On observe également un changement de discours, la presse et les politiciens mettant désormais d’avantage l’accent sur les quelques actes homophobes et racistes commis lors du 17 novembre. Ces actes sont en effet absolument inacceptables et il convient de les condamner fermement. Cependant, ces incidents minoritaires sont ici utilisés pour discréditer une révolte légitime et pour faire apparaître le mouvement comme contrôlé uniquement par l’extrême droite, ce qui n’est pas le cas – bien que sa présence à certains blocages et sa tentative de récupération du mouvement soit extrêmement problématique.

Soulignons au passage l’hypocrisie de la dénonciation des actes réactionnaires effectuée par des hommes politiques comme Castaner. Ce dernier, quand il s’agit du mouvement des gilets jaunes, déclare que « Chaque insulte, chaque agression homophobe est une injure à notre pacte républicain ». Mais lorsqu’il s’agissait d’excuser les sorties de son confrère Gérald Darmanin opposé au mariage pour tous : il se contentait d’un simple « on a tous dit des bêtises ».

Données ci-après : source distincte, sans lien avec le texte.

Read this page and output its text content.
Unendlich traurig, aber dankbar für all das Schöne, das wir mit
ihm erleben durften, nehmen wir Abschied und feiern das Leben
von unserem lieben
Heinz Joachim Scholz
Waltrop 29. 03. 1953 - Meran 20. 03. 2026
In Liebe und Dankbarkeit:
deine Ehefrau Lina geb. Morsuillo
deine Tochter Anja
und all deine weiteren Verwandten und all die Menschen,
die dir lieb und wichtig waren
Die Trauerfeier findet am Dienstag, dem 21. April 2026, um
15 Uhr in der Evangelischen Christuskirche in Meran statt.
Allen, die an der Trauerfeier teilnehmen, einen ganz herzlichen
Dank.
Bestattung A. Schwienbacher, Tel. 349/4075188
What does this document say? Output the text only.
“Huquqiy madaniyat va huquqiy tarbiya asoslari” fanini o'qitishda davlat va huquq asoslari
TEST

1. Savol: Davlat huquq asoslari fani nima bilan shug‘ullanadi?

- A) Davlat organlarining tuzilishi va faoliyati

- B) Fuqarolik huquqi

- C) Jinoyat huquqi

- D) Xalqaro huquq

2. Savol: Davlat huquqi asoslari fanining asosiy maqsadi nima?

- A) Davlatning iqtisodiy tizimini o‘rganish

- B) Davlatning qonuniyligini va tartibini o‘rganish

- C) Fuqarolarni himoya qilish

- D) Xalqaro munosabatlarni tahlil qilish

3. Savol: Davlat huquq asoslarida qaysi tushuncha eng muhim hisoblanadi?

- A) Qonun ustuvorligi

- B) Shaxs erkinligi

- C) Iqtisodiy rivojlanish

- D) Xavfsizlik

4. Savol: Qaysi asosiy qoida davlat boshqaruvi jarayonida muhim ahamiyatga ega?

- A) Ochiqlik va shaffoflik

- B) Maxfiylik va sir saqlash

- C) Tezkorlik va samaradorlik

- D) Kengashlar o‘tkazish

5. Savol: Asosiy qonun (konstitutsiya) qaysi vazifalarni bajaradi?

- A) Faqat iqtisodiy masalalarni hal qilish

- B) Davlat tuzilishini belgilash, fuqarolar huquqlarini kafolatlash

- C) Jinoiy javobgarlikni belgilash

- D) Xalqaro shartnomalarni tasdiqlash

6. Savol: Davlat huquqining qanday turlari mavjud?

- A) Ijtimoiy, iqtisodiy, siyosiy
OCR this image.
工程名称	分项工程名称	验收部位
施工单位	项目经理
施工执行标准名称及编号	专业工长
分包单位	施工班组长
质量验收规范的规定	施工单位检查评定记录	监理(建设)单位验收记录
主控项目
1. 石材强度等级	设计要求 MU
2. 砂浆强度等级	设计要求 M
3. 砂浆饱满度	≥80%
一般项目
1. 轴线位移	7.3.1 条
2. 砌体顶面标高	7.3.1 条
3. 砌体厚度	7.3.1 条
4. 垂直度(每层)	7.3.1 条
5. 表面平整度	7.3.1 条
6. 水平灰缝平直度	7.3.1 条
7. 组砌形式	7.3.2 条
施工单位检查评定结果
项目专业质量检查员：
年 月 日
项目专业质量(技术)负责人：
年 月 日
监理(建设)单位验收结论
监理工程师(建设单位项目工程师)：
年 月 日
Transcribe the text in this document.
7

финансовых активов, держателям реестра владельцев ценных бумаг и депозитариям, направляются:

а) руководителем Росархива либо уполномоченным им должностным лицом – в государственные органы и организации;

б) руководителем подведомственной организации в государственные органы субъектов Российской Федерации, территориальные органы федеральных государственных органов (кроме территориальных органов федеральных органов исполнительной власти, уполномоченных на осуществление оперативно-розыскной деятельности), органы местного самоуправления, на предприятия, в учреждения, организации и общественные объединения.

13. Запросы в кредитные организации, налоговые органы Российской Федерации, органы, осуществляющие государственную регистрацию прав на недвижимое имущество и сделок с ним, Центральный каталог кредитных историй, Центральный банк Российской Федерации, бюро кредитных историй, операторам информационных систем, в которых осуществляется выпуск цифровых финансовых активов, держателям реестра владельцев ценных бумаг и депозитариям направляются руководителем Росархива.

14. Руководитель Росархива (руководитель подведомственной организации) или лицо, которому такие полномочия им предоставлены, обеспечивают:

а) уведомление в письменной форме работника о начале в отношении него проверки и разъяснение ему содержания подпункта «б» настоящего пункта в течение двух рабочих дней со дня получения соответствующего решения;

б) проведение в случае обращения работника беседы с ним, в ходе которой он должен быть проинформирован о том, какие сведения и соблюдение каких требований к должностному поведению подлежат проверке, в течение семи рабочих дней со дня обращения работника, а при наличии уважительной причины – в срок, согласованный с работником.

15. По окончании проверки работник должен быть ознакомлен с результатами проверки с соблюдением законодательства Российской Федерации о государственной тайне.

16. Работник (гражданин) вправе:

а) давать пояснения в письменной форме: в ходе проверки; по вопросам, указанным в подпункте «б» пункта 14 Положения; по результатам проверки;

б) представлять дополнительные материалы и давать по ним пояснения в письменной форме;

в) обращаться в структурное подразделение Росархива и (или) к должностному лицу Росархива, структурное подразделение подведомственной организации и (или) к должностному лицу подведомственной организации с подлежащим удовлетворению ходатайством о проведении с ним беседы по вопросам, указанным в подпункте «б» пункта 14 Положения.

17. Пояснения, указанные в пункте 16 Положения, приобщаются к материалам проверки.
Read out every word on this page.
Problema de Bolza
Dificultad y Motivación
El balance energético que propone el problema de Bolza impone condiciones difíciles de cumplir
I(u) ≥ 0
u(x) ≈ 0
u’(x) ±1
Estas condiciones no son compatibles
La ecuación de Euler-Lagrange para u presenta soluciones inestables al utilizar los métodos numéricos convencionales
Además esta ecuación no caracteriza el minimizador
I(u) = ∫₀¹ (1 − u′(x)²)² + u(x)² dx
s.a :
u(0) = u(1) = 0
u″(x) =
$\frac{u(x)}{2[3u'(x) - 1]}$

C’est aussi une manière d’assimiler les principaux acteurs des gilets jaunes, c’est-à-dire les classes moyennes et populaires des petites villes et des campagnes, à une image méprisante de « beaufs » rétrogrades – là encore, un raccourci facile pour décrédibiliser le mouvement qui, certes, regroupe différentes catégories de population, parfois avec des opinions rétrogrades, mais qui dans l’ensemble exprime des aspirations légitimes et progressistes, notamment la lutte contre l’injustice fiscale et contre la baisse du pouvoir d’achat.

Les organisations patronales se sont par ailleurs opposées au mouvement. Ainsi les transporteurs routiers, mais aussi l’Union des entreprises de proximité, la Confédération des petites et moyennes entreprises ainsi que le Medef se sont dissociés publiquement des « gilets jaunes ».

Ce qui a poussé le gouvernement à tenter d’être dialoguant avec ce mouvement, c’est non seulement son acceptation large dans la société (73% disent soutenir les gilets jaunes) mais surtout car les gilets jaunes représentent pour beaucoup la base sociale de Macron, c’est-à-dire les catégories socio-professionnelles ayant voté pour lui et dont il cherche à maintenir l’adhésion en vue des prochaines élections. Le gouvernement a donc dû tenter d’apaiser lui-même la colère avec des mesures telles que la généralisation du chèque énergie ou encore le vote à la dernière minute, vendredi 16 novembre, de dispositifs censés désamorcer la gronde.

Oui mais voilà ; au vu de la tournure que prend le mouvement, qui perdure et se durcit lui aussi, le gouvernement commence à sentir que la colère est profonde et qu’elle n’est pas prête de s’éteindre. Dans cette situation, le gouvernement n’a pas de relais. Ainsi, comme à son habitude, le gouvernement ne sait pas faire autrement que de passer en bulldozer pour écraser les contestations à sa politique. C’est le sens des dernières déclarations d’Édouard Philippe aux députés En Marche : "Nous allons faire ce sur quoi nous nous sommes engagés" ; « nous gagnerons collectivement par la cohérence, la constance et la détermination ».

Démontrant une certaine fébrilité, Emmanuel Macron lui-même est sorti de son mutisme, lui qui était en déplacement à l’étranger et avait déclaré dimanche qu’il ne s’exprimerait qu’ « en temps voulu ». Ainsi, il a profité d’être à l’extérieur pour se poser en arbitre de la situation, laissant Castaner et Philippe endosser le mauvais rôle. Le président tente d’afficher un profil ferme mais tranquille, prônant le « dialogue » et « l’explication » mais surtout pas un changement de cap de la part du pouvoir.

Macron, qui avait tant souhaité « passer au dessus des corps intermédiaires » ne peut plus compter sur ceux-ci pour canaliser la colère. Le mouvement étant relativement spontané et n’étant pas encadré par ces « corps intermédiaires » que sont les syndicats – ce qui s’exprime notamment par un mouvement « sans leader » –, Macron n’a personne avec qui discuter pour calmer le jeu. Pour tenter de reprendre la main, pas d’autres solutions que de durcir le ton – mais il n’est pas garanti que cela fonctionne.